1.7 Downtime Policy
Historically, the physical requirements of the Komas Datacenter’s HVAC system dictated that CHPC have quarterly downtimes. CHPC utilized this mandatory work schedule as our ‘quarterly downtime' and extended it to equipment in our hardened SSB datacenter, and our smaller INSCC datacenter. However, as of 2014 when all of the CHPC hardware from the Komas and SSB datacenters was moved to the new downtown datacenter (DDC), this type of maintenance in not needed, and therefore we have revised our maintenance and downtime strategy.

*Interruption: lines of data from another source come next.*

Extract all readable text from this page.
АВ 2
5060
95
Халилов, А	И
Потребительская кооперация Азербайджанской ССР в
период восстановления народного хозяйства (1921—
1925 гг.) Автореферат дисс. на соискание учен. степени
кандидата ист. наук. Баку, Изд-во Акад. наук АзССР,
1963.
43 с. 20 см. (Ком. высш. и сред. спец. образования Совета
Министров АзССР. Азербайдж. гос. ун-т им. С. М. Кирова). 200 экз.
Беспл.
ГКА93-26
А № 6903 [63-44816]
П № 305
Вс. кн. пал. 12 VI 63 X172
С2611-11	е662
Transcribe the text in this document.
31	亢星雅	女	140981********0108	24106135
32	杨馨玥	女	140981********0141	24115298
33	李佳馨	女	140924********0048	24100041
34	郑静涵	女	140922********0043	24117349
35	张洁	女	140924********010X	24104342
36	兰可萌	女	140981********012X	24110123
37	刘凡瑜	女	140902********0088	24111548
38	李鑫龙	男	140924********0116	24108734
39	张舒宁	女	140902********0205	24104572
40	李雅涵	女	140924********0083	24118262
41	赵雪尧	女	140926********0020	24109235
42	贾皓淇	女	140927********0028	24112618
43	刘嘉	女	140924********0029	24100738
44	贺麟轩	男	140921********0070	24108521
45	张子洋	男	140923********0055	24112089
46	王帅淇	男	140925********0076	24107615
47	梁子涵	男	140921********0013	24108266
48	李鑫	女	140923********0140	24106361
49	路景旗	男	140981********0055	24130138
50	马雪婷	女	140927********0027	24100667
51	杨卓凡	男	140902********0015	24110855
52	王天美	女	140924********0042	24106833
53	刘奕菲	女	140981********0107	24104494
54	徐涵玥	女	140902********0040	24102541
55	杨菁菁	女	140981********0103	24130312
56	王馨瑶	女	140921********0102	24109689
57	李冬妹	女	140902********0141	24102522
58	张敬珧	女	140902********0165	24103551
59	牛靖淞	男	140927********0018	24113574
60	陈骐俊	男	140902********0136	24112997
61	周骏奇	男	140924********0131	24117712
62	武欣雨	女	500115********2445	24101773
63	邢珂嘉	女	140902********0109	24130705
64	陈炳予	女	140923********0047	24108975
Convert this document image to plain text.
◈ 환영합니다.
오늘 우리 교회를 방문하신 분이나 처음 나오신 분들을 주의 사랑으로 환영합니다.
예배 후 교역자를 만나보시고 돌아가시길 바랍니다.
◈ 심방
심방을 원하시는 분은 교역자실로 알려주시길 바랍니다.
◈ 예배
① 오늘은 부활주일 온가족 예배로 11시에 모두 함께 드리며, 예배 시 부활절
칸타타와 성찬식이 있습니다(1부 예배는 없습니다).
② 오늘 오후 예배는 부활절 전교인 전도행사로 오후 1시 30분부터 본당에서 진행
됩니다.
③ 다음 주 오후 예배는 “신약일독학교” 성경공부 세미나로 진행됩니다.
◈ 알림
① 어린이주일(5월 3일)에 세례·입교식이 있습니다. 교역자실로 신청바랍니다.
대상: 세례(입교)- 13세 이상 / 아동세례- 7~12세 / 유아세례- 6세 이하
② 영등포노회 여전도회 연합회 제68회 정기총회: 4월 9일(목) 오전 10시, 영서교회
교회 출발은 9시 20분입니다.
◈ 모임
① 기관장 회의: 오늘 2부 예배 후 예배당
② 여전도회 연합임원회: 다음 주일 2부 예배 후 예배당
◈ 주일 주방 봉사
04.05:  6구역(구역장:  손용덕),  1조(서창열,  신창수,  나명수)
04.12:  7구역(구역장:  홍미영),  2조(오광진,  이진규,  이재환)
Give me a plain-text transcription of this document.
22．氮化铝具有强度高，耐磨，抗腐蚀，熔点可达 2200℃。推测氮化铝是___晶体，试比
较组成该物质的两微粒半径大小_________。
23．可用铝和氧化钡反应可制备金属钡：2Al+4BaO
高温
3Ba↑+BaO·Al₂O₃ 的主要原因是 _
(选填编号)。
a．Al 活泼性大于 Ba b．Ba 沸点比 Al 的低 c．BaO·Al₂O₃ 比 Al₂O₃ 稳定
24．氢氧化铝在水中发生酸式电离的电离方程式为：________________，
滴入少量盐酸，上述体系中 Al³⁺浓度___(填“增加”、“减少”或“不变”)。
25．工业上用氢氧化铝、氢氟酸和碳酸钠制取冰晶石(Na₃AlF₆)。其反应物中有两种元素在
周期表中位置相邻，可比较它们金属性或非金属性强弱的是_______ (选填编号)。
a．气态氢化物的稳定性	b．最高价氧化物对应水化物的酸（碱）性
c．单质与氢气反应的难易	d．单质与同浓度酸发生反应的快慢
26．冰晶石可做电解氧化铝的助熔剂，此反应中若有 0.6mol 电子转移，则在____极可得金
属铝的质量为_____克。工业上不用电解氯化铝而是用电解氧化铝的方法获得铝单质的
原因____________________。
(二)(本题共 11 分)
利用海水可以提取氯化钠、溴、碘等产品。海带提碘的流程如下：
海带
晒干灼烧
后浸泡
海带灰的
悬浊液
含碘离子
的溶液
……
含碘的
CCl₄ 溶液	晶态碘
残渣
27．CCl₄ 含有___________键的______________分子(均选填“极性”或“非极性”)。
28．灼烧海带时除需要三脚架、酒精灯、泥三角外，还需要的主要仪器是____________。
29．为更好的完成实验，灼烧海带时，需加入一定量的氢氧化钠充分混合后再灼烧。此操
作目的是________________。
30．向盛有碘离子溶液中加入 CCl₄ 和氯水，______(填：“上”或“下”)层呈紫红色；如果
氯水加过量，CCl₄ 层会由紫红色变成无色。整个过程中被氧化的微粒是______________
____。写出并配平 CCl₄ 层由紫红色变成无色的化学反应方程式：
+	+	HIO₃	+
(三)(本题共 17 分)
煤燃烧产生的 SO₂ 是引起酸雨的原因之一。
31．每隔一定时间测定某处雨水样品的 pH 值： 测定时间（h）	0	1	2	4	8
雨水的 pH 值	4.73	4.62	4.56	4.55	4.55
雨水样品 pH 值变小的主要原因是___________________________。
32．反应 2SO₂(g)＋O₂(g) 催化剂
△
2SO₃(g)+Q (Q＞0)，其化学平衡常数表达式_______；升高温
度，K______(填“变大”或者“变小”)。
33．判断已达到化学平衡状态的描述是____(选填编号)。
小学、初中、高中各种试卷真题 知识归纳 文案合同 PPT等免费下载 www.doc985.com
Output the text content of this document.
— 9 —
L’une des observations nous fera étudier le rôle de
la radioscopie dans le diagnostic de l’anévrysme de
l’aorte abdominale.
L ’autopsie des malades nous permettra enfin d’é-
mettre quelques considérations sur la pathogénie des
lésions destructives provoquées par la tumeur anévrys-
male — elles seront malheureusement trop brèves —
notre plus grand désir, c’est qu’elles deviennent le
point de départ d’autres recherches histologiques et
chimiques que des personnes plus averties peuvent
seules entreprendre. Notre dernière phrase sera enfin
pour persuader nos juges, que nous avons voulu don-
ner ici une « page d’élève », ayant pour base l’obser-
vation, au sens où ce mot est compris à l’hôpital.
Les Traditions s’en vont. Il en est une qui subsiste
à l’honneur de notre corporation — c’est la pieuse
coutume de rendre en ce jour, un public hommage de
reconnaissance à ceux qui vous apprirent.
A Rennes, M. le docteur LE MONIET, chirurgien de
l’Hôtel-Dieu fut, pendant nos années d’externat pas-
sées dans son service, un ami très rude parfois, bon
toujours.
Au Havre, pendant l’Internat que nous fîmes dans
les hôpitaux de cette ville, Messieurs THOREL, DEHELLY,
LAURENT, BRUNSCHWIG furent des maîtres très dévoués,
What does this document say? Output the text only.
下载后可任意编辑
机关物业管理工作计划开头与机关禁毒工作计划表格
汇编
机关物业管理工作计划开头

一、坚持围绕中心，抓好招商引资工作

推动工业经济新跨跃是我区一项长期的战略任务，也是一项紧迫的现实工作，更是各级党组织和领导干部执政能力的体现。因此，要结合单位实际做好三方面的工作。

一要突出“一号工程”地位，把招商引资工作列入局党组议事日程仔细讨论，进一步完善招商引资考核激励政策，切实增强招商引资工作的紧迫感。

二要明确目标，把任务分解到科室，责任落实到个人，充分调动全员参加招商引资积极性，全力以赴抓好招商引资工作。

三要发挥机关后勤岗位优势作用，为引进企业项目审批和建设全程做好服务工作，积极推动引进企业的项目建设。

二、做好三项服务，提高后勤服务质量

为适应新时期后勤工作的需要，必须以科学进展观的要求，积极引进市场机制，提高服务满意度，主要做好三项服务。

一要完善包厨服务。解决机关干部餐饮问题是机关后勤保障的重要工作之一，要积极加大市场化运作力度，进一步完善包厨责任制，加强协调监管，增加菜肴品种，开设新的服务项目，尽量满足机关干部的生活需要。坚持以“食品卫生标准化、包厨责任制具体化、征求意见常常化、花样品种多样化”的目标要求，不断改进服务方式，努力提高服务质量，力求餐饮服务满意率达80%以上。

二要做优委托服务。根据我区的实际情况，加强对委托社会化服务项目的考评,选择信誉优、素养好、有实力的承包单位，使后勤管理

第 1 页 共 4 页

- CHPC will schedule maintenance in one of three manners:
- Rolling reboots
- Whenever possible CHPC will apply updates and do other maintenance in a rolling fashion in such a manner as to have either no or as little impact as possible to CHPC services.
- Partial outages
- We will do these as needed but in a manner that impacts only some CHPC services at a time
- We will work with the appropriate users for the choice of the day/time.
- Full outages
- These are outages that will affect all CHPC services, such as outages of core datacenter networking services or datacenter power maintenance.
- We will offer two windows a year, typically during the spring and fall break weeks. It should be noted that we do not anticipate that these outages will always be needed.
- CHPC's goal for these downtimes is to have them completed within one working day. However, unforeseen or unusual circumstances may result in a multiple-day downtime.
- Rolling reboots
- The description of which services will be down, the date, time duration and impact to users is detailed in email and flyers.
- Email notifications are sent to firstname.lastname@example.org, email@example.com, firstname.lastname@example.org, email@example.com, and “komas data center list”. The first notification is sent two weeks prior to downtime. A second reminder is sent a few days prior to actual downtime. These lists should have users 'official' U of U email address. Users are responsible for checking their official Umail account. Please notify firstname.lastname@example.org if you would like to use a different email address. You can see where these notifications are being sent by using the Profile link on the CHPC Web site. Note: you will need to authenticate with your uNID and campus password to access the Profile link.
- News of the downtimes is posted on http://www.chpc.utah.edu when email notifications are sent.
The "message of the day" (motd) on the clusters is updated with dates as soon as they are set. You can see this when you login or any time by issuing the command:
> cat /etc/motd
- Flyers posted in INSCC, Sutton, WBB, Arapeen and HSEB
- Scheduling Considerations
- Downtime dates are set after considering services impacted, known needs, and academic schedules.
- Please notify CHPC's Associate Director immediately if you have concerns or critical circumstances in conflict with the scheduled time frame
- See 1.8 System Availability vs Staff Availability for more on availability policies.
Unscheduled “EMERGENCY” Downtimes
- Unscheduled downtimes can occur for any number of reasons, including:
- Loss of cooling and/or power in the data center.
- Loss of supporting infrastructure (i.e. hardware).
- Critical need to make changes to hardware or software that negatively impacts performance or access.
- Application of critical patches that can’t wait until the next scheduled maintenance.
- For safety or security issues that require immediate action.
- To make configuration “policy” changes that are deemed necessary immediately.
- The scope and impact of downtime detailed in emails.
- Email to email@example.com, firstname.lastname@example.org, email@example.com, firstname.lastname@example.org, and “komas data center list” sent out as information is available.
- News is posted on www.chpc.utah.edu when email notifications are sent.